Metrics Plugin Architecture

Metrics in DC/OS 1.12 and newer versions are based on Telegraf. Telegraf metrics are the internal representation used to model data during processing. Telegraf provides an agent-based service that runs on each master and agent node in a DC/OS cluster. By default, Telegraf gathers metrics from all of the processes running on the same node, processes them, then sends the collected information to a central metrics database. Telegraf has a plugin-driven architecture. The plugin architecture enables Telegraf to collect information from a supported input plugin and write results to a supported output plugin. The plugins are compiled into the Telegraf binary for execution, and you can selectively enable and customize plugins using configuration file options. A single instance of Telegraf is seen in Figure 1.

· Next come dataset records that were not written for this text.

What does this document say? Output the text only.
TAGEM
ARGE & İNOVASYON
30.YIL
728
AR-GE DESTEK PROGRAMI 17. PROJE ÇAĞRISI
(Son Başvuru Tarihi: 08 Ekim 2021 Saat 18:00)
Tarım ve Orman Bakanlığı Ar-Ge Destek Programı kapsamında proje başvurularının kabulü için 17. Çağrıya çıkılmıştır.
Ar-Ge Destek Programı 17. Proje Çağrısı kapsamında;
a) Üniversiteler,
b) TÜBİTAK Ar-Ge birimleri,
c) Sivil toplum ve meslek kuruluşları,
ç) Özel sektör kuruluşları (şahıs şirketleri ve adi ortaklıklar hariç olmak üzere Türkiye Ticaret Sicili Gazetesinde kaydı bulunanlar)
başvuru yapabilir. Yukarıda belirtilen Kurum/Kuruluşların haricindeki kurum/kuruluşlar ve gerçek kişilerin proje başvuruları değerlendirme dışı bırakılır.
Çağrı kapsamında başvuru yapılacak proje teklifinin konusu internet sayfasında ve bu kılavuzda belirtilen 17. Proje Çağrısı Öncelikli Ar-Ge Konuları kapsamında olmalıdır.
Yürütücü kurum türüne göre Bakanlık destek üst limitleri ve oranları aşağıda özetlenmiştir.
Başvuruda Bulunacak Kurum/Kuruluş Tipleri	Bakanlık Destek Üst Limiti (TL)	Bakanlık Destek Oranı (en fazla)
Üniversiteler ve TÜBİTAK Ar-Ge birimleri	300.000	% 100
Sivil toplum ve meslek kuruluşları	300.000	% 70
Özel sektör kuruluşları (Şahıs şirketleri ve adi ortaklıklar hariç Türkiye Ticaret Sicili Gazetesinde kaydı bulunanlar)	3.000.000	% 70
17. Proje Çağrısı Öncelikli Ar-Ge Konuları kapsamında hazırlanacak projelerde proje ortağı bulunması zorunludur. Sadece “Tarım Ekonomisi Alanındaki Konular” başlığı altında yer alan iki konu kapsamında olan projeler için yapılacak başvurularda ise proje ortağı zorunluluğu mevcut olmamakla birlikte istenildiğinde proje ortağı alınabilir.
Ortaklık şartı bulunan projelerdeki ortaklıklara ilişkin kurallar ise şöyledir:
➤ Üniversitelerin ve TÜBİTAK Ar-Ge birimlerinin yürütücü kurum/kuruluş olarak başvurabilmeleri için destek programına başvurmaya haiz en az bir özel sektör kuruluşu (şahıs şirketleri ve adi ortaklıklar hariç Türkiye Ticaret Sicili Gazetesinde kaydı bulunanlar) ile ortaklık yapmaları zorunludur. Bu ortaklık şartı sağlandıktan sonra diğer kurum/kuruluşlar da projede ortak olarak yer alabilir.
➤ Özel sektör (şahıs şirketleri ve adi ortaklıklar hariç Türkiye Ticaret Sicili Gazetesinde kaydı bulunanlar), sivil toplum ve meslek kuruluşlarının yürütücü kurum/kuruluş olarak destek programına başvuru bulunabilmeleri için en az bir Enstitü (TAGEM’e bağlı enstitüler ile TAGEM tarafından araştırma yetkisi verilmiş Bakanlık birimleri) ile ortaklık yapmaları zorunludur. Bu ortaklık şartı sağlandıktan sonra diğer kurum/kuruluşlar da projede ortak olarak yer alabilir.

Single instance of Telegraf

Figure 1. A single instance of Telegraf

By default, DC/OS enables the following Telegraf plugins:

system input plugin collects information about the node, for example, CPU, memory, and disk usage.
statsd input plugin collects statsd metrics from DC/OS components.
prometheus input plugin collects metrics from DC/OS components and mesos tasks.
mesos input plugin collects metrics about the mesos process itself.
dcos_statsd input plugin starts a new statsd server for each mesos task.
dcos_containers collects resource information about containers from the mesos process.
override plugin is used to add node-level metadata, for example, the cluster name.
dcos_metadata plugin is used to add task-level metadata, for example, the executor name and task name.
dcos_metrics output plugin serves the dcos-metrics JSON API, which is used by the CLI.
prometheus_client output plugin serves metrics in Prometheus format.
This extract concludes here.